LAG-XAI: A Lie-Inspired Affine Geometric Framework for Interpretable Paraphrasing in Transformer Latent Spaces

Modern Transformer-based language models achieve strong performance in natural language processing tasks, yet their latent semantic spaces remain largely uninterpretable black boxes. This paper introduces LAG-XAI (Lie Affine Geometry for Explainable AI), a novel geometric framework that models paraphrasing not as discrete word substitutions, but as a structured affine transformation within the embedding space. By conceptualizing paraphrasing as a continuous geometric flow on a semantic manifold, we propose a computationally efficient mean-field approximation, inspired by local Lie group actions. This allows us to decompose paraphrase transitions into geometrically interpretable components: rotation, deformation, and translation. Experiments on the noisy PIT-2015 Twitter corpus, encoded with Sentence-BERT, reveal a "linear transparency" phenomenon. The proposed affine operator achieves an AUC of 0.7713. By normalizing against random chance (AUC 0.5), the model captures approximately 80% of the non-linear baseline's effective classification capacity (AUC 0.8405), offering explicit parametric interpretability in exchange for a marginal drop in absolute accuracy. The model identifies fundamental geometric invariants, including a stable matrix reconfiguration angle (~27.84°) and near-zero deformation, indicating local isometry. Cross-domain generalization is confirmed via direct cross-corpus validation on an independent TURL dataset. Furthermore, the practical utility of LAG-XAI is demonstrated in LLM hallucination detection: using a "cheap geometric check," the model automatically detected 95.3% of factual distortions on the HaluEval dataset by registering deviations beyond the permissible semantic corridor. This approach provides a mathematically grounded, resource-efficient path toward the mechanistic interpretability of Transformers.

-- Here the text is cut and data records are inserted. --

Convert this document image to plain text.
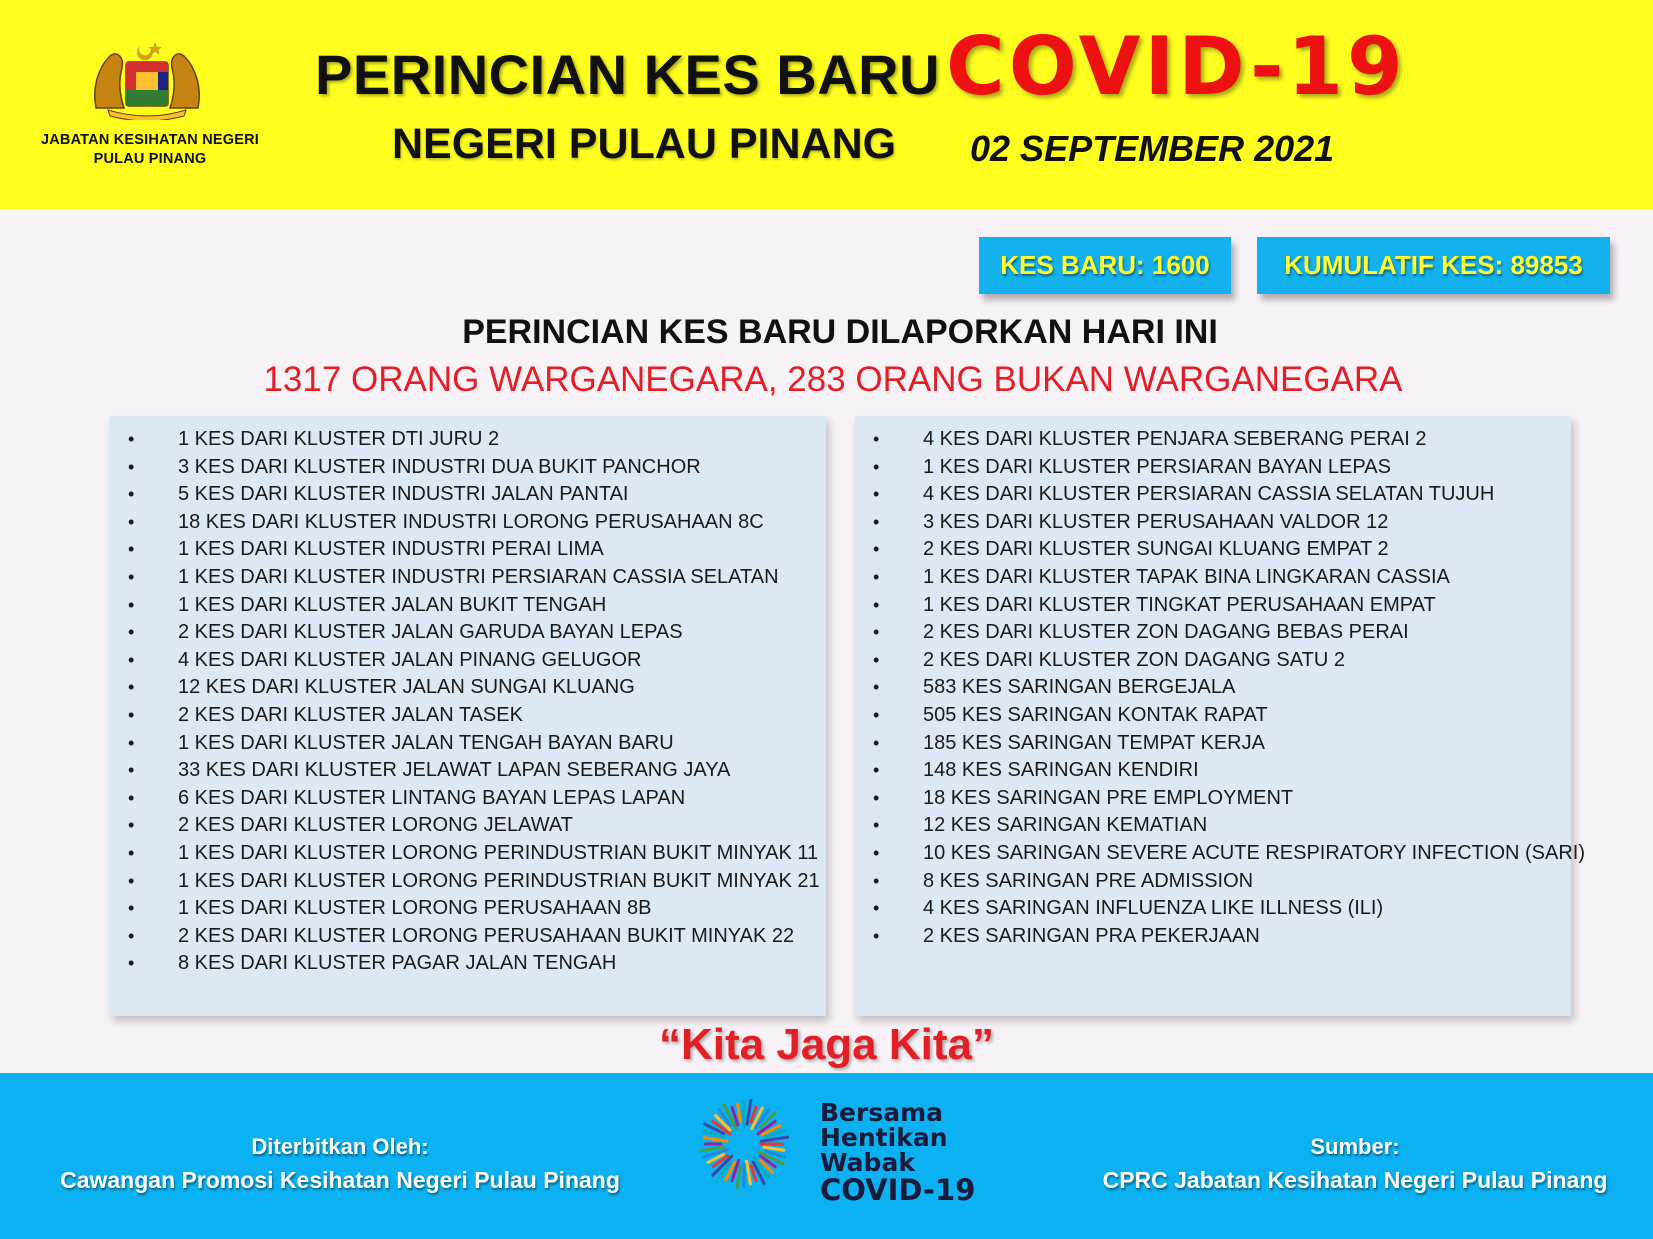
JABATAN KESIHATAN NEGERI
PULAU PINANG
PERINCIAN KES BARU COVID-19
NEGERI PULAU PINANG 02 SEPTEMBER 2021
KES BARU: 1600	KUMULATIF KES: 89853
PERINCIAN KES BARU DILAPORKAN HARI INI
1317 ORANG WARGANEGARA, 283 ORANG BUKAN WARGANEGARA
• 1 KES DARI KLUSTER DTI JURU 2
• 3 KES DARI KLUSTER INDUSTRI DUA BUKIT PANCHOR
• 5 KES DARI KLUSTER INDUSTRI JALAN PANTAI
• 18 KES DARI KLUSTER INDUSTRI LORONG PERUSAHAAN 8C
• 1 KES DARI KLUSTER INDUSTRI PERAI LIMA
• 1 KES DARI KLUSTER INDUSTRI PERSIARAN CASSIA SELATAN
• 1 KES DARI KLUSTER JALAN BUKIT TENGAH
• 2 KES DARI KLUSTER JALAN GARUDA BAYAN LEPAS
• 4 KES DARI KLUSTER JALAN PINANG GELUGOR
• 12 KES DARI KLUSTER JALAN SUNGAI KLUANG
• 2 KES DARI KLUSTER JALAN TASEK
• 1 KES DARI KLUSTER JALAN TENGAH BAYAN BARU
• 33 KES DARI KLUSTER JELAWAT LAPAN SEBERANG JAYA
• 6 KES DARI KLUSTER LINTANG BAYAN LEPAS LAPAN
• 2 KES DARI KLUSTER LORONG JELAWAT
• 1 KES DARI KLUSTER LORONG PERINDUSTRIAN BUKIT MINYAK 11
• 1 KES DARI KLUSTER LORONG PERINDUSTRIAN BUKIT MINYAK 21
• 1 KES DARI KLUSTER LORONG PERUSAHAAN 8B
• 2 KES DARI KLUSTER LORONG PERUSAHAAN BUKIT MINYAK 22
• 8 KES DARI KLUSTER PAGAR JALAN TENGAH
• 4 KES DARI KLUSTER PENJARA SEBERANG PERAI 2
• 1 KES DARI KLUSTER PERSIARAN BAYAN LEPAS
• 4 KES DARI KLUSTER PERSIARAN CASSIA SELATAN TUJUH
• 3 KES DARI KLUSTER PERUSAHAAN VALDOR 12
• 2 KES DARI KLUSTER SUNGAI KLUANG EMPAT 2
• 1 KES DARI KLUSTER TAPAK BINA LINGKARAN CASSIA
• 1 KES DARI KLUSTER TINGKAT PERUSAHAAN EMPAT
• 2 KES DARI KLUSTER ZON DAGANG BEBAS PERAI
• 2 KES DARI KLUSTER ZON DAGANG SATU 2
• 583 KES SARINGAN BERGEJALA
• 505 KES SARINGAN KONTAK RAPAT
• 185 KES SARINGAN TEMPAT KERJA
• 148 KES SARINGAN KENDIRI
• 18 KES SARINGAN PRE EMPLOYMENT
• 12 KES SARINGAN KEMATIAN
• 10 KES SARINGAN SEVERE ACUTE RESPIRATORY INFECTION (SARI)
• 8 KES SARINGAN PRE ADMISSION
• 4 KES SARINGAN INFLUENZA LIKE ILLNESS (ILI)
• 2 KES SARINGAN PRA PEKERJAAN
“Kita Jaga Kita”
Diterbitkan Oleh:
Cawangan Promosi Kesihatan Negeri Pulau Pinang
Bersama
Hentikan
Wabak
COVID-19
Sumber:
CPRC Jabatan Kesihatan Negeri Pulau Pinang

翻译：基于Transformer的现代语言模型在自然语言处理任务中取得了优异性能，但其潜在语义空间仍是难以解释的黑箱。本文提出LAG-XAI（可解释人工智能的李仿射几何方法）这一新颖的几何框架，将释义生成建模为嵌入空间中的结构化仿射变换，而非离散的词替换操作。通过将释义概念化为语义流形上的连续几何流，我们受局部李群作用启发提出一种计算高效的均值场近似方法，从而将释义跃迁分解为旋转、形变和平移等几何可解释分量。在经Sentence-BERT编码的含噪PIT-2015推特语料库上进行的实验揭示了"线性透明性"现象。所提出的仿射算子AUC达0.7713。通过以随机基准（AUC 0.5）进行归一化，该模型捕捉了非线性基线（AUC 0.8405）约80%的有效分类能力，以微小绝对精度损失换取了显式参数可解释性。模型识别出包括稳定矩阵重构角（约27.84°）和近零形变在内的基本几何不变量，表明局部等距性。通过独立TURL数据集的直接跨语料库验证，跨领域泛化能力得到确认。此外，LAG-XAI的实用价值在大语言模型幻觉检测中得到验证：采用"廉价几何检测"方法，通过对超出可接受语义走廊的偏差进行登记，该模型在HaluEval数据集上自动检测出95.3%的事实扭曲。本方法为Transformer的机制可解释性提供了数学严谨且资源高效的实现路径。